LLM Memory & Retrieval
How LLMs find information, why they forget between sessions, and how to solve that.
The memory problem
LLMs don't remember anything by default. Every session starts from zero.
Ask an LLM to book a trip to Taipei. Close the session. Open a new one. Say "buy the ticket." It has no idea what trip you're talking about. The previous conversation is gone.
This happens because LLMs are stateless. They process the text in front of them — the context window — and produce output. Nothing persists between sessions unless you explicitly save it somewhere.
What survives and what doesn't
The session boundary is the key concept.
Three approaches to persistence
Different ways to leave notes on the desk for tomorrow's amnesiac contractor.
File-based memory
Write instructions and outputs to files. The LLM reads them at the start of each session. You control exactly what persists and how it's structured.
Examples: README files, CLAUDE.md, structured markdown wikis, config files. Human-readable, version-controllable, transparent.
Vector-based memory
Embed all conversations and documents into a vector database. At the start of each session, query the database for relevant context and preload it.
Examples: Pinecone, Chroma, Weaviate. Automatic, scales to millions of chunks, but opaque — you don't control what gets retrieved.
Platform memory
The LLM platform itself stores memory entries between sessions. You tell it "remember this" and it saves a note internally.
Examples: ChatGPT's memory feature, Claude's memory files.
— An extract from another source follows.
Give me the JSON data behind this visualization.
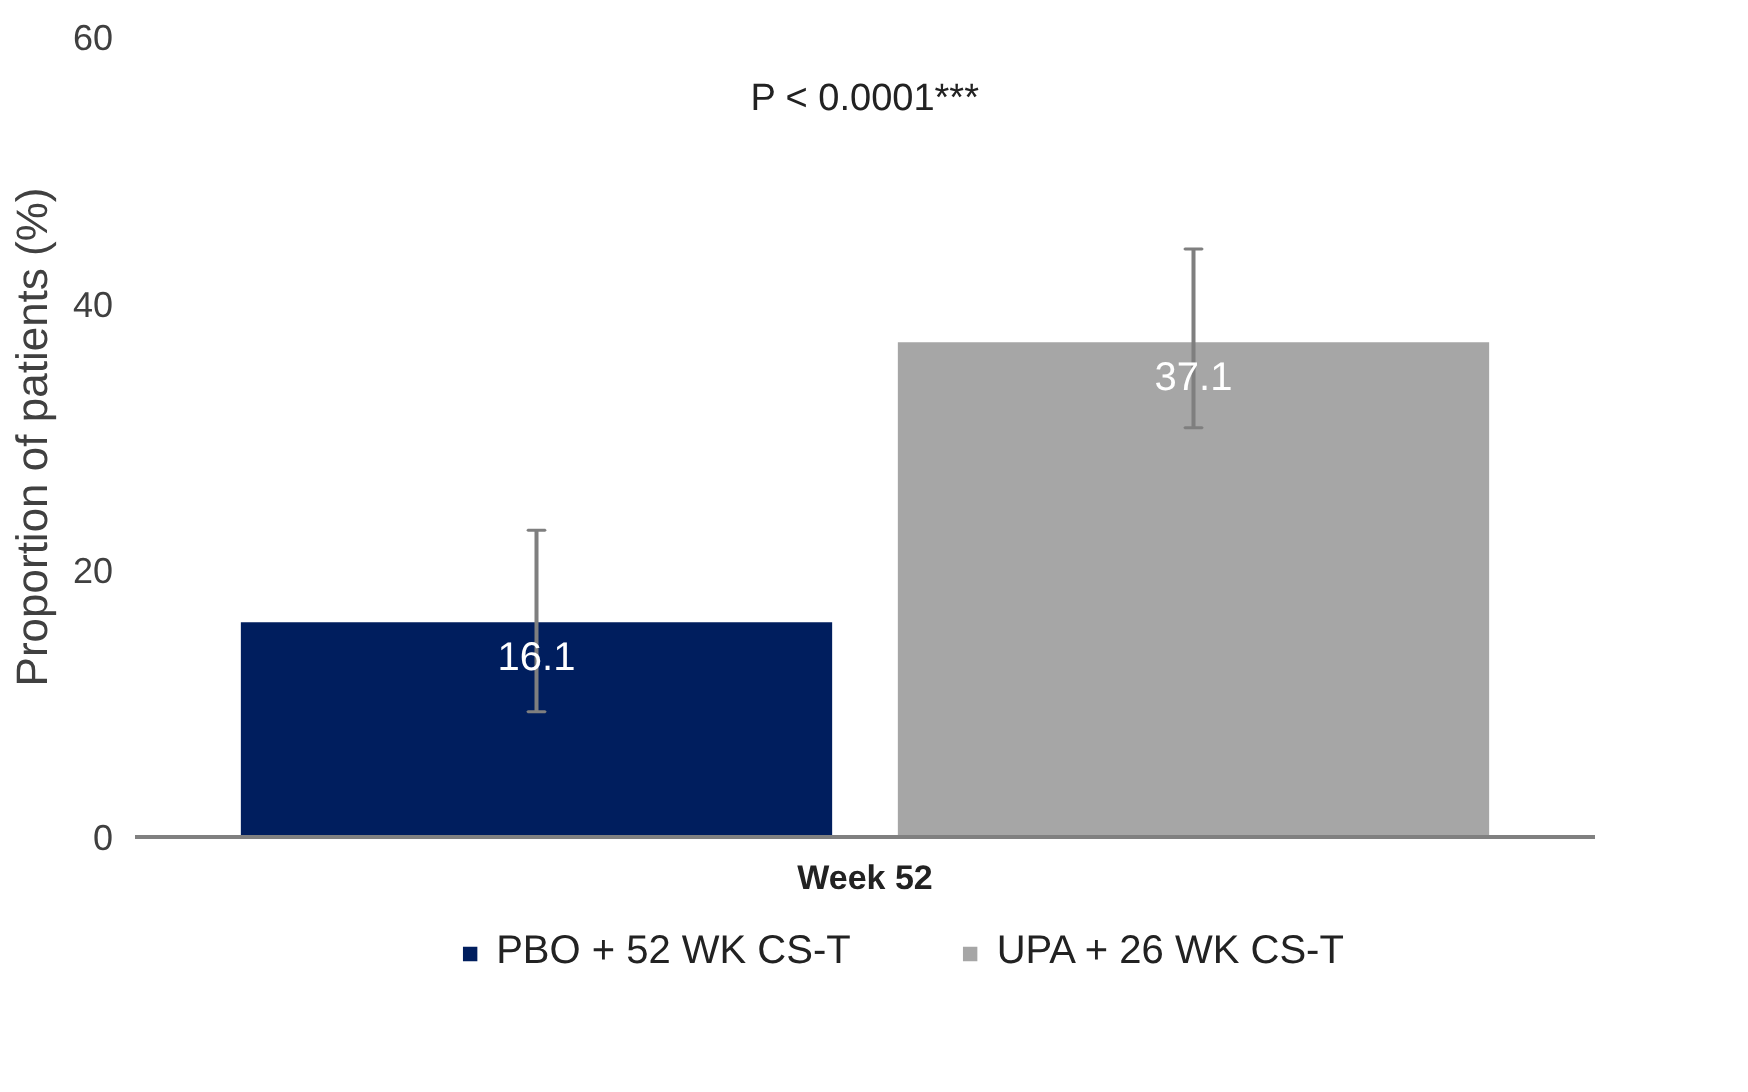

Convenient but limited — you're trusting the platform to decide what's relevant.
| File-based | Vector-based | Platform | |
|---|---|---|---|
| Control | Full | Low | Medium |
| Effort | High (manual curation) | Low (automatic) | Low |
| Transparency | Total | Low (similarity scores) | Medium |
| Scale | Hundreds of pages | Millions of chunks | Limited |
| Infrastructure | Just files | Database + embedding pipeline | None |
| Portability | Works anywhere | Vendor-locked | Vendor-locked |
The two knobs: retrieval vs behavior
These are independent controls. You can have either without the other, or both.
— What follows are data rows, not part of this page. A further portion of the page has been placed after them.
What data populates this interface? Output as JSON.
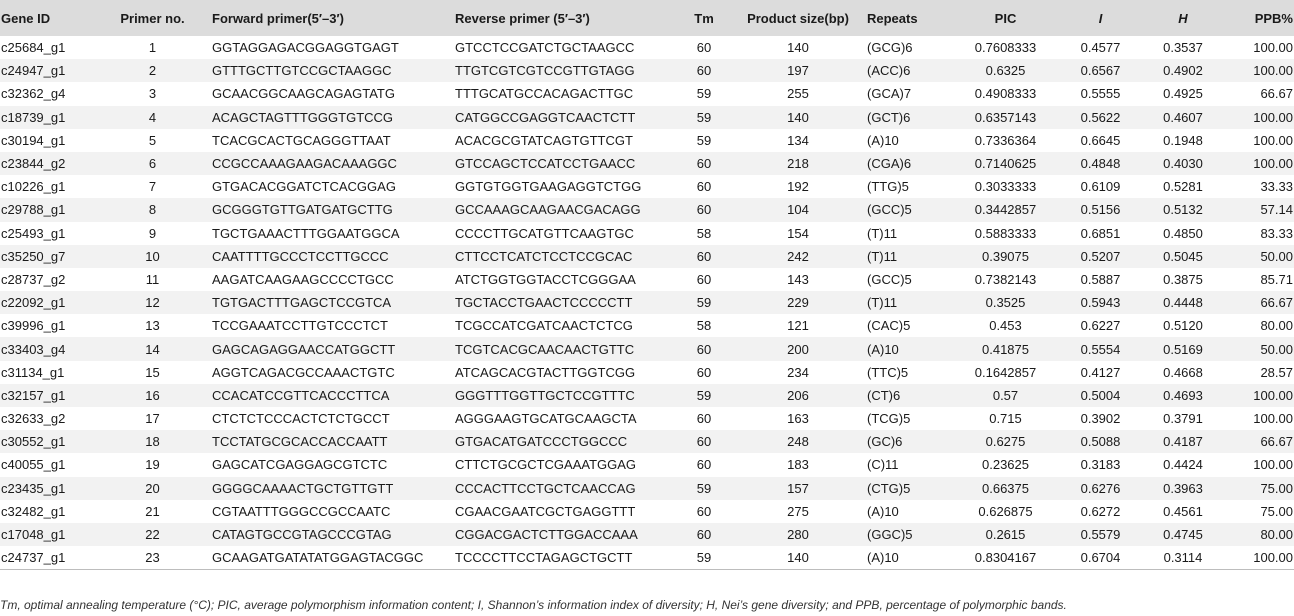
{
  "headers": {
    "gene_id": "Gene ID",
    "primer_no": "Primer no.",
    "forward": "Forward primer(5′–3′)",
    "reverse": "Reverse primer (5′–3′)",
    "tm": "Tm",
    "size": "Product size(bp)",
    "repeats": "Repeats",
    "pic": "PIC",
    "i": "I",
    "h": "H",
    "ppb": "PPB%"
  },
  "rows": [
    [
      "c25684_g1",
      "1",
      "GGTAGGAGACGGAGGTGAGT",
      "GTCCTCCGATCTGCTAAGCC",
      "60",
      "140",
      "(GCG)6",
      "0.7608333",
      "0.4577",
      "0.3537",
      "100.00"
    ],
    [
      "c24947_g1",
      "2",
      "GTTTGCTTGTCCGCTAAGGC",
      "TTGTCGTCGTCCGTTGTAGG",
      "60",
      "197",
      "(ACC)6",
      "0.6325",
      "0.6567",
      "0.4902",
      "100.00"
    ],
    [
      "c32362_g4",
      "3",
      "GCAACGGCAAGCAGAGTATG",
      "TTTGCATGCCACAGACTTGC",
      "59",
      "255",
      "(GCA)7",
      "0.4908333",
      "0.5555",
      "0.4925",
      "66.67"
    ],
    [
      "c18739_g1",
      "4",
      "ACAGCTAGTTTGGGTGTCCG",
      "CATGGCCGAGGTCAACTCTT",
      "59",
      "140",
      "(GCT)6",
      "0.6357143",
      "0.5622",
      "0.4607",
      "100.00"
    ],
    [
      "c30194_g1",
      "5",
      "TCACGCACTGCAGGGTTAAT",
      "ACACGCGTATCAGTGTTCGT",
      "59",
      "134",
      "(A)10",
      "0.7336364",
      "0.6645",
      "0.1948",
      "100.00"
    ],
    [
      "c23844_g2",
      "6",
      "CCGCCAAAGAAGACAAAGGC",
      "GTCCAGCTCCATCCTGAACC",
      "60",
      "218",
      "(CGA)6",
      "0.7140625",
      "0.4848",
      "0.4030",
      "100.00"
    ],
    [
      "c10226_g1",
      "7",
      "GTGACACGGATCTCACGGAG",
      "GGTGTGGTGAAGAGGTCTGG",
      "60",
      "192",
      "(TTG)5",
      "0.3033333",
      "0.6109",
      "0.5281",
      "33.33"
    ],
    [
      "c29788_g1",
      "8",
      "GCGGGTGTTGATGATGCTTG",
      "GCCAAAGCAAGAACGACAGG",
      "60",
      "104",
      "(GCC)5",
      "0.3442857",
      "0.5156",
      "0.5132",
      "57.14"
    ],
    [
      "c25493_g1",
      "9",
      "TGCTGAAACTTTGGAATGGCA",
      "CCCCTTGCATGTTCAAGTGC",
      "58",
      "154",
      "(T)11",
      "0.5883333",
      "0.6851",
      "0.4850",
      "83.33"
    ],
    [
      "c35250_g7",
      "10",
      "CAATTTTGCCCTCCTTGCCC",
      "CTTCCTCATCTCCTCCGCAC",
      "60",
      "242",
      "(T)11",
      "0.39075",
      "0.5207",
      "0.5045",
      "50.00"
    ],
    [
      "c28737_g2",
      "11",
      "AAGATCAAGAAGCCCCTGCC",
      "ATCTGGTGGTACCTCGGGAA",
      "60",
      "143",
      "(GCC)5",
      "0.7382143",
      "0.5887",
      "0.3875",
      "85.71"
    ],
    [
      "c22092_g1",
      "12",
      "TGTGACTTTGAGCTCCGTCA",
      "TGCTACCTGAACTCCCCCTT",
      "59",
      "229",
      "(T)11",
      "0.3525",
      "0.5943",
      "0.4448",
      "66.67"
    ],
    [
      "c39996_g1",
      "13",
      "TCCGAAATCCTTGTCCCTCT",
      "TCGCCATCGATCAACTCTCG",
      "58",
      "121",
      "(CAC)5",
      "0.453",
      "0.6227",
      "0.5120",
      "80.00"
    ],
    [
      "c33403_g4",
      "14",
      "GAGCAGAGGAACCATGGCTT",
      "TCGTCACGCAACAACTGTTC",
      "60",
      "200",
      "(A)10",
      "0.41875",
      "0.5554",
      "0.5169",
      "50.00"
    ],
    [
      "c31134_g1",
      "15",
      "AGGTCAGACGCCAAACTGTC",
      "ATCAGCACGTACTTGGTCGG",
      "60",
      "234",
      "(TTC)5",
      "0.1642857",
      "0.4127",
      "0.4668",
      "28.57"
    ],
    [
      "c32157_g1",
      "16",
      "CCACATCCGTTCACCCTTCA",
      "GGGTTTGGTTGCTCCGTTTC",
      "59",
      "206",
      "(CT)6",
      "0.57",
      "0.5004",
      "0.4693",
      "100.00"
    ],
    [
      "c32633_g2",
      "17",
      "CTCTCTCCCACTCTCTGCCT",
      "AGGGAAGTGCATGCAAGCTA",
      "60",
      "163",
      "(TCG)5",
      "0.715",
      "0.3902",
      "0.3791",
      "100.00"
    ],
    [
      "c30552_g1",
      "18",
      "TCCTATGCGCACCACCAATT",
      "GTGACATGATCCCTGGCCC",
      "60",
      "248",
      "(GC)6",
      "0.6275",
      "0.5088",
      "0.4187",
      "66.67"
    ],
    [
      "c40055_g1",
      "19",
      "GAGCATCGAGGAGCGTCTC",
      "CTTCTGCGCTCGAAATGGAG",
      "60",
      "183",
      "(C)11",
      "0.23625",
      "0.3183",
      "0.4424",
      "100.00"
    ],
    [
      "c23435_g1",
      "20",
      "GGGGCAAAACTGCTGTTGTT",
      "CCCACTTCCTGCTCAACCAG",
      "59",
      "157",
      "(CTG)5",
      "0.66375",
      "0.6276",
      "0.3963",
      "75.00"
    ],
    [
      "c32482_g1",
      "21",
      "CGTAATTTGGGCCGCCAATC",
      "CGAACGAATCGCTGAGGTTT",
      "60",
      "275",
      "(A)10",
      "0.626875",
      "0.6272",
      "0.4561",
      "75.00"
    ],
    [
      "c17048_g1",
      "22",
      "CATAGTGCCGTAGCCCGTAG",
      "CGGACGACTCTTGGACCAAA",
      "60",
      "280",
      "(GGC)5",
      "0.2615",
      "0.5579",
      "0.4745",
      "80.00"
    ],
    [
      "c24737_g1",
      "23",
      "GCAAGATGATATATGGAGTACGGC",
      "TCCCCTTCCTAGAGCTGCTT",
      "59",
      "140",
      "(A)10",
      "0.8304167",
      "0.6704",
      "0.3114",
      "100.00"
    ]
  ],
  "footnote": "Tm, optimal annealing temperature (°C); PIC, average polymorphism information content; I, Shannon’s information index of diversity; H, Nei’s gene diversity; and PPB, percentage of polymorphic bands."
}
When you set up any LLM-based system, you're turning two separate knobs:
What to look at
The retrieval problem. Out of all available information, which pieces does the LLM read?
How to process it
The behavior problem. Once the LLM has the information, what should it do with it?
| What to look at (retrieval) | How to process (behavior) | |
|---|---|---|
| File-based system | You pick the file, or LLM reads an index | Instructions file defines the rules |
| Vector system (RAG) | Vector DB picks the chunks | Still needs instructions/prompts |
| No system | User pastes text into chat | Whatever the LLM defaults to |
Vectors inside the LLM vs a vector database
These sound the same but are completely different things.
Vectors inside the LLM
Every token gets converted to a vector during processing. Attention is computed in vector space. This is just how neural networks work.
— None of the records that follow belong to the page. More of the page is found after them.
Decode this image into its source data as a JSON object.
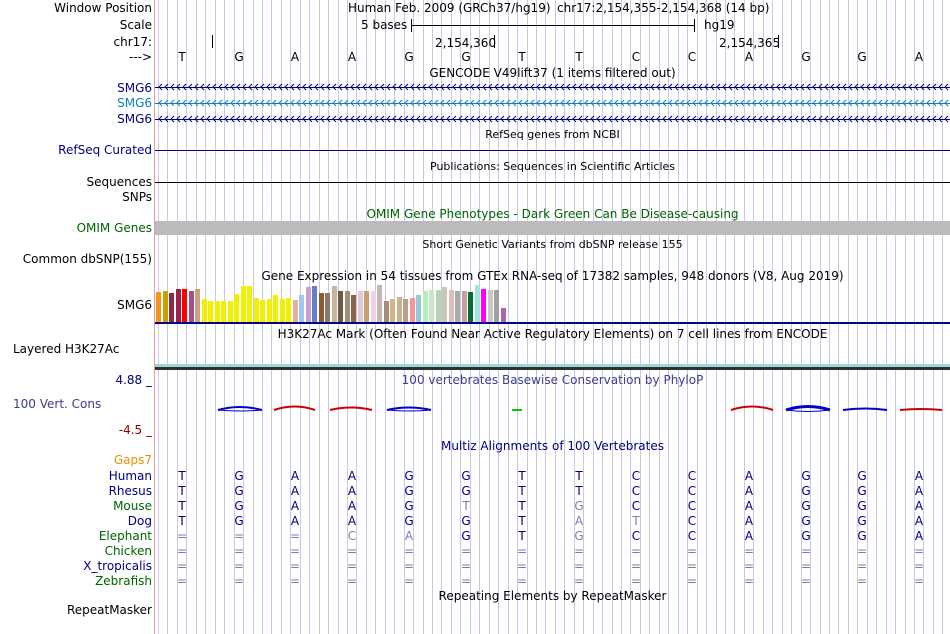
{
  "labels": {
    "window_position": "Window Position",
    "scale": "Scale",
    "chrom": "chr17:",
    "arrow": "--->",
    "smg6": "SMG6",
    "refseq": "RefSeq Curated",
    "sequences": "Sequences",
    "snps": "SNPs",
    "omim": "OMIM Genes",
    "common_dbsnp": "Common dbSNP(155)",
    "gtex": "SMG6",
    "h3k27ac": "Layered H3K27Ac",
    "phylop_max": "4.88 _",
    "phylop_label": "100 Vert. Cons",
    "phylop_min": "-4.5 _",
    "gaps": "Gaps7",
    "repeatmasker": "RepeatMasker"
  },
  "header": {
    "assembly": "Human Feb. 2009 (GRCh37/hg19)",
    "position": "chr17:2,154,355-2,154,368 (14 bp)",
    "scale_bases": "5 bases",
    "scale_db": "hg19",
    "coord_a": "2,154,360",
    "coord_b": "2,154,365"
  },
  "tracks": {
    "gencode": "GENCODE V49lift37 (1 items filtered out)",
    "refseq": "RefSeq genes from NCBI",
    "publications": "Publications: Sequences in Scientific Articles",
    "omim": "OMIM Gene Phenotypes - Dark Green Can Be Disease-causing",
    "dbsnp": "Short Genetic Variants from dbSNP release 155",
    "gtex": "Gene Expression in 54 tissues from GTEx RNA-seq of 17382 samples, 948 donors (V8, Aug 2019)",
    "h3k27ac": "H3K27Ac Mark (Often Found Near Active Regulatory Elements) on 7 cell lines from ENCODE",
    "phylop": "100 vertebrates Basewise Conservation by PhyloP",
    "multiz": "Multiz Alignments of 100 Vertebrates",
    "repeatmasker": "Repeating Elements by RepeatMasker"
  },
  "sequence": [
    "T",
    "G",
    "A",
    "A",
    "G",
    "G",
    "T",
    "T",
    "C",
    "C",
    "A",
    "G",
    "G",
    "A"
  ],
  "species": [
    {
      "name": "Human",
      "color": "#000080",
      "bases": [
        "T",
        "G",
        "A",
        "A",
        "G",
        "G",
        "T",
        "T",
        "C",
        "C",
        "A",
        "G",
        "G",
        "A"
      ]
    },
    {
      "name": "Rhesus",
      "color": "#000080",
      "bases": [
        "T",
        "G",
        "A",
        "A",
        "G",
        "G",
        "T",
        "T",
        "C",
        "C",
        "A",
        "G",
        "G",
        "A"
      ]
    },
    {
      "name": "Mouse",
      "color": "#006400",
      "bases": [
        "T",
        "G",
        "A",
        "A",
        "G",
        "T",
        "T",
        "G",
        "C",
        "C",
        "A",
        "G",
        "G",
        "A"
      ]
    },
    {
      "name": "Dog",
      "color": "#000080",
      "bases": [
        "T",
        "G",
        "A",
        "A",
        "G",
        "G",
        "T",
        "A",
        "T",
        "C",
        "A",
        "G",
        "G",
        "A"
      ]
    },
    {
      "name": "Elephant",
      "color": "#006400",
      "bases": [
        "=",
        "=",
        "=",
        "C",
        "A",
        "G",
        "T",
        "G",
        "C",
        "C",
        "A",
        "G",
        "G",
        "A"
      ]
    },
    {
      "name": "Chicken",
      "color": "#006400",
      "bases": [
        "=",
        "=",
        "=",
        "=",
        "=",
        "=",
        "=",
        "=",
        "=",
        "=",
        "=",
        "=",
        "=",
        "="
      ]
    },
    {
      "name": "X_tropicalis",
      "color": "#000080",
      "bases": [
        "=",
        "=",
        "=",
        "=",
        "=",
        "=",
        "=",
        "=",
        "=",
        "=",
        "=",
        "=",
        "=",
        "="
      ]
    },
    {
      "name": "Zebrafish",
      "color": "#006400",
      "bases": [
        "=",
        "=",
        "=",
        "=",
        "=",
        "=",
        "=",
        "=",
        "=",
        "=",
        "=",
        "=",
        "=",
        "="
      ]
    }
  ],
  "gtex_values": [
    0.46,
    0.46,
    0.46,
    0.46,
    0.46,
    0.46,
    0.46,
    0.46,
    0.46,
    0.46,
    0.46,
    0.46,
    0.46,
    0.46,
    0.46,
    0.46,
    0.46,
    0.46,
    0.46,
    0.46,
    0.46,
    0.46,
    0.46,
    0.46,
    0.46,
    0.46,
    0.46,
    0.46,
    0.46,
    0.46,
    0.46,
    0.46,
    0.46,
    0.46,
    0.46,
    0.46,
    0.46,
    0.46,
    0.46,
    0.46,
    0.46,
    0.46,
    0.46,
    0.46,
    0.46,
    0.46,
    0.46,
    0.46,
    0.46,
    0.46,
    0.46,
    0.46,
    0.46,
    0.46
  ],
  "gtex_heights": [
    30,
    31,
    29,
    33,
    33,
    31,
    33,
    23,
    21,
    21,
    21,
    21,
    28,
    36,
    36,
    24,
    22,
    23,
    27,
    23,
    24,
    22,
    27,
    35,
    36,
    29,
    29,
    36,
    31,
    31,
    27,
    31,
    31,
    31,
    37,
    21,
    23,
    25,
    23,
    24,
    27,
    31,
    32,
    32,
    35,
    32,
    31,
    31,
    30,
    37,
    33,
    32,
    32,
    14
  ],
  "gtex_colors": [
    "#f7941d",
    "#c8a000",
    "#8c2a4a",
    "#a0204a",
    "#ff0000",
    "#a0508c",
    "#d2a080",
    "#f0f000",
    "#f0f000",
    "#f0f000",
    "#f0f000",
    "#f0f000",
    "#f0f000",
    "#f0f000",
    "#f0f000",
    "#f0f000",
    "#f0f000",
    "#f0f000",
    "#f0f000",
    "#f0f000",
    "#f0f000",
    "#dcb4a0",
    "#a0c8f0",
    "#c8a0d2",
    "#6480c8",
    "#8c5a32",
    "#8c7864",
    "#c8b4a0",
    "#6e5a46",
    "#a09078",
    "#8c6450",
    "#e6c8d2",
    "#c8a078",
    "#f0d2e6",
    "#c8b4b4",
    "#a08c78",
    "#d2b48c",
    "#c8b48c",
    "#b4a08c",
    "#fa9696",
    "#96c8dc",
    "#b4f0b4",
    "#c8e6c8",
    "#b4d2b4",
    "#c8c8b4",
    "#dcbebe",
    "#aaaaaa",
    "#c8a0a0",
    "#0a6e32",
    "#a0e6dc",
    "#ff00ff",
    "#c8c8c8",
    "#a0a0a0",
    "#aa66aa"
  ],
  "colors": {
    "navy": "#000080",
    "gencode_alt": "#0a80c0",
    "omim_green": "#006400",
    "omim_gray": "#bbbbbb",
    "h3k27ac_teal": "#48b8b8",
    "phylop_title": "#3c3c8c",
    "phylop_min": "#8c0000",
    "gaps": "#e89000",
    "grid": "#c8c8e6"
  }
}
Ephemeral. These vectors exist during your conversation and are gone when the session ends. You don't control or see them.
A vector database
A separate piece of infrastructure you build and host. You embed your documents, store the vectors on disk, and query them later.
Persistent. Survives session restarts. You decide what goes in. It's like Postgres, but for similarity search instead of exact queries.